A new play delves into how women in Puerto Rico were affected by unethical birth control trials during the 1950s.
Las Borinqueñas, which means “The Puerto Rican Women,” shines a light on the women involved, who have largely been ignored by history. It was written by Nelson Diaz-Marcano, a Puerto Rican playwright, and is currently playing at the Ensemble Studio Theatre in New York City.
While panel discussions hosted at the theatre about the play appear to promote “reproductive justice” (abortion), the true history behind the play exposes the eugenic mindset of the founder of the largest abortion business in the United States.
In the play, five characters — Chavela, Yolanda, Fernanda, Maria, and Rosa — are affected in different ways as they go through the birth control pill testing. Though each character signed up voluntarily, and was excited about the possibility of being able to control their fertility, the side effects quickly begin to affect them. Only one character, Rosa, does not take the pill, and is suspicious from the start; she was sterilized after giving birth when a doctor suggested it to her. She was never told the sterilization was permanent and irreversible, however, and has a breakdown when she realizes she will never have another baby.
Rosa’s experience was all too real; nearly one-fifth of women in Puerto Rico had been sterilized by 1953 in a eugenics-based program. By 1956, that number rose to one in three women. The women who were victims of this scheme were often never told it was a permanent procedure.
In the play, the women experience various side effects, although they are brushed off as just inconveniences — and three women die. In real life, 800 women enrolled in the study, but only 130 chose to continue taking the birth control pill for more than a year, due to the seriousness of the side effects.
In a Facebook post about the play, the theatre writes, “It’s the 1950s in Puerto Rico and the borinqueñas are fighting to live full lives in a changing country. This is the story of the birth control pill and the women who risked everything for the chance to live free.”

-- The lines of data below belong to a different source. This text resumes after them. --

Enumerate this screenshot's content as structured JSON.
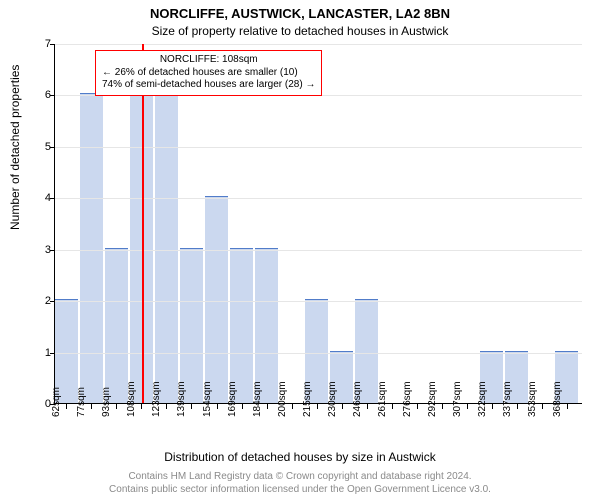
{
  "title_main": "NORCLIFFE, AUSTWICK, LANCASTER, LA2 8BN",
  "title_sub": "Size of property relative to detached houses in Austwick",
  "ylabel": "Number of detached properties",
  "xlabel": "Distribution of detached houses by size in Austwick",
  "footer_line1": "Contains HM Land Registry data © Crown copyright and database right 2024.",
  "footer_line2": "Contains public sector information licensed under the Open Government Licence v3.0.",
  "chart": {
    "type": "histogram",
    "ylim": [
      0,
      7
    ],
    "ytick_step": 1,
    "yticks": [
      0,
      1,
      2,
      3,
      4,
      5,
      6,
      7
    ],
    "x_min_sqm": 55,
    "x_max_sqm": 378,
    "x_tick_start": 62,
    "x_tick_step_sqm": 15.3,
    "x_tick_count": 21,
    "x_tick_unit": "sqm",
    "bar_width_sqm": 15.3,
    "values": [
      2,
      6,
      3,
      6,
      6,
      3,
      4,
      3,
      3,
      0,
      2,
      1,
      2,
      0,
      0,
      0,
      0,
      1,
      1,
      0,
      1
    ],
    "marker_sqm": 108,
    "marker_color": "#ff0000",
    "bar_fill": "#b7cbea",
    "bar_border": "#4472c4",
    "grid_color": "#e6e6e6",
    "bg_color": "#ffffff",
    "axis_color": "#000000",
    "font_family": "Arial",
    "title_fontsize": 13,
    "subtitle_fontsize": 12,
    "axis_label_fontsize": 12,
    "tick_fontsize": 11,
    "annot_fontsize": 10
  },
  "annotation": {
    "line1": "NORCLIFFE: 108sqm",
    "line2": "← 26% of detached houses are smaller (10)",
    "line3": "74% of semi-detached houses are larger (28) →",
    "border_color": "#ff0000",
    "bg_color": "#ffffff"
  }
}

Margaret Sanger, the founder of Planned Parenthood, was directly involved in the scheme to use Puerto Rican women as human guinea pigs.
READ: Not just Planned Parenthood: A look at NARAL’s racist, eugenicist founders
She worked with Gregory Pincus to create the birth control pill; the two of them both thought Puerto Rico was an ideal place to test the pill once it had been developed. Puerto Rico was in the midst of a population boom, and many of the people there lived in poverty. Both were things Sanger detested; she was a noted racist and eugenicist. She included Lothrap Stoddard, the Exalted Cyclops of the Massachusetts chapter of the Ku Klux Klan, as a board member for her organization, and also teamed up with fellow eugenicist Clarence Gamble (heir of the Procter and Gamble company fortune). Sanger believed that “undesirables” — minorities, the poor, the disabled, and the mentally ill — were “human weeds” who shouldn’t be allowed to “breed.”
Before experimenting on Puerto Rican women, Pincus tested the birth control pill on mentally ill women at the Worcester State Hospital. After giving them the pill, he sliced into their uteruses to see how it had affected them. This was illegal in the state of Massachusetts at the time, but that didn’t stop Pincus. As Gabriela Soto Laveaga, a professor of the history of science at Harvard, commented, “The regulations were more lax, but also you had this belief that some people could be experimented on: the ‘feeble-minded,’ people of color, the poor.”
Pincus and Sanger experimented on the “feeble-minded” first, and then moved on to poor women of color. And as Erin Blakemore pointed out for History.com, “Women who took the drug knew that it prevented pregnancy, but had no idea it was experimental or even that they were participating in a clinical trial. They weren’t given safety information about the product, either… and women experienced serious side effects like blood clots and nausea.”
Women who did come forward to disclose the side effects they experienced were branded as “unreliable.”
Now, decades later, that disturbing history is all but forgotten, with birth control still heralded as one of the best advancements in medicine for women – and the side effects women experience are still belittled, ignored, and downplayed. And today, Planned Parenthood continues to carry out the vision of its founder by ensuring that poor and disadvantaged women, especially, continue to utilize its ‘services.’